REPUBLIKA.CO.ID, JAKARTA -- Moda Raya Terpadu (MRT) fase I rute Lebak Bulus-Bundaran Hotel Indonesia (HI) baru saja diresmikan kemarin, Ahad (24/3). Pengamat transportasi Universitas Soegijapranata, Djoko Setijowarno mengatakan, MRT dibangun untuk mengalihkan para pengguna kendaraan pribadi ke transportasi umum.
"Untuk switching dari angkutan pribadi ke angkutan umum. Bagi yang sudah menggunakan bus Transjakarta tidak perlu beralih ke MRT, tidak ada gunanya jadinya," ujar Djoko dalam keterangan resmi yang diterima Republika.co.id, Senin (25/3).
Menurut dia, tujuan utama MRT Jakarta bukan justru untuk mengalihkan masyarakat yang sebelumnya sudah menggunakan kendaraan umum. Sebab, lanjut Djoko, jika hanya itu, kemacetan masih akan terjadi karena pengguna kendaraan pribadi belum beralih ke transportasi umum.
Pemerintah Provinsi (Pemprov) DKI Jakarta harus mengupayakan agar menekan penggunaan kendaraan pribadi. "Apa tujuan dibangunnya MRT dan LRT? Untuk mengatasi kemacetan? Siapa yang bikin macet? Apakah pengguna angkutan umum seperti TJ? Atau pengguna kendaraan pribadi?," kata Djoko.
Sehingga, menurut dia, hal ini juga berkaitan dengam subsidi untuk tarif MRT itu sendiri. Ia menjelaskan, subsidinya itu bukan untuk membayar selisih tarif tapi untuk perpindahan dari angkutan pribadi ke angkutan umum.

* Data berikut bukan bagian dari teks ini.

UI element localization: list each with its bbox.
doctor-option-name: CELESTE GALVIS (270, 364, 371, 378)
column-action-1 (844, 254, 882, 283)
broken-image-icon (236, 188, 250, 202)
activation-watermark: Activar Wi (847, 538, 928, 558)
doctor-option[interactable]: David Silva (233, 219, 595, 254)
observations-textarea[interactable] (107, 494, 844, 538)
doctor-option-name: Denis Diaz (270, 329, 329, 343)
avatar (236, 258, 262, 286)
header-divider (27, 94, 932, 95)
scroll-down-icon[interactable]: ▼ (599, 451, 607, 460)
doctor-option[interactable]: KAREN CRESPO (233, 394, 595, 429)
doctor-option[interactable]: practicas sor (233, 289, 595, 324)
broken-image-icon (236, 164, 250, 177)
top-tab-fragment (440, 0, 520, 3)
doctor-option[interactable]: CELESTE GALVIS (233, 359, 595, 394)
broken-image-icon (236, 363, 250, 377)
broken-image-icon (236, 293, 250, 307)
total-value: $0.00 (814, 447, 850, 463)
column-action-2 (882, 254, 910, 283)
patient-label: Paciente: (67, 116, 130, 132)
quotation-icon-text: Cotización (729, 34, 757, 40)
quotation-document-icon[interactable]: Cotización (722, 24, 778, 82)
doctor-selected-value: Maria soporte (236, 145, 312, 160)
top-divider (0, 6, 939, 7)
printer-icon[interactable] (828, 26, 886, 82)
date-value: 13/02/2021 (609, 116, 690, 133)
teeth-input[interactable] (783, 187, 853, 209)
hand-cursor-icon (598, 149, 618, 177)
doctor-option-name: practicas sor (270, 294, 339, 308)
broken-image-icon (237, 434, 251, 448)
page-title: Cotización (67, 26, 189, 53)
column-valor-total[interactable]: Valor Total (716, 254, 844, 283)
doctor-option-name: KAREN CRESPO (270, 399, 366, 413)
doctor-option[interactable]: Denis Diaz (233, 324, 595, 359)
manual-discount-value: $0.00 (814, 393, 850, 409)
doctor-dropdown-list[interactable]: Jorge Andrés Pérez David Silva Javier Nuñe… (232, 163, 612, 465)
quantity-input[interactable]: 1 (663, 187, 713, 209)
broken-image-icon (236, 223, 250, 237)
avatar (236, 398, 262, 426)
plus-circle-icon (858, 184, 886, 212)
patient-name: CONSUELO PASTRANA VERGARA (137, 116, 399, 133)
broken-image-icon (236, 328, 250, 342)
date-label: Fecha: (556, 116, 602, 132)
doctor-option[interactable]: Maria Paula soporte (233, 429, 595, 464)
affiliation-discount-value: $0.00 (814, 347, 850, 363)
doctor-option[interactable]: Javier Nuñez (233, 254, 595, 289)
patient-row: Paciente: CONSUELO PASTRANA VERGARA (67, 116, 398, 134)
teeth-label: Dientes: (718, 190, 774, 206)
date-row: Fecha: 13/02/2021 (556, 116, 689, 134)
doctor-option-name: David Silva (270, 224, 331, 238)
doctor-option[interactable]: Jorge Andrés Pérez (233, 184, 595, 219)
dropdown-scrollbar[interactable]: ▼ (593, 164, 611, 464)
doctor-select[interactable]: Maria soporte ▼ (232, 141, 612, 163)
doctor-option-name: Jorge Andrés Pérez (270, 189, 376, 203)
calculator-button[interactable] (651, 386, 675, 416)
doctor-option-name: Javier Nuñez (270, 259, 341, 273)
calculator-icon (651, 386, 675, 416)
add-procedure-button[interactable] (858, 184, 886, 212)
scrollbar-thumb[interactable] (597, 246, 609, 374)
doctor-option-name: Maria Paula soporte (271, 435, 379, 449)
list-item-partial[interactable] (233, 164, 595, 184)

Djoko mengatakan, Pemprov DKI perlu menganalisa persentase penggunaan angkutan pribadi di ibu kota. Sehingga target MRT Jakarta untuk mengurangi penggunaan kendaraan pribadi sebagai solusi mengatasi kemacetan bisa terwujud.
Menurut dia, Pemprov DKI bisa menggunakan konsep perencanaan bisnis (Business Plan). Mengupayakan semaksimal mungkin properti MRT Jakarta untuk menekan subsidi tetapi tarif MRT tetap bisa murah.
"Jika tidak ada pengupayaan properti, maka jangan harap juga tarifnya bisa murah. Subsidi itu dianggarkan, tapi pendapatan non core (properti) bisa menjadi solusi untuk meringankan," kata Djoko.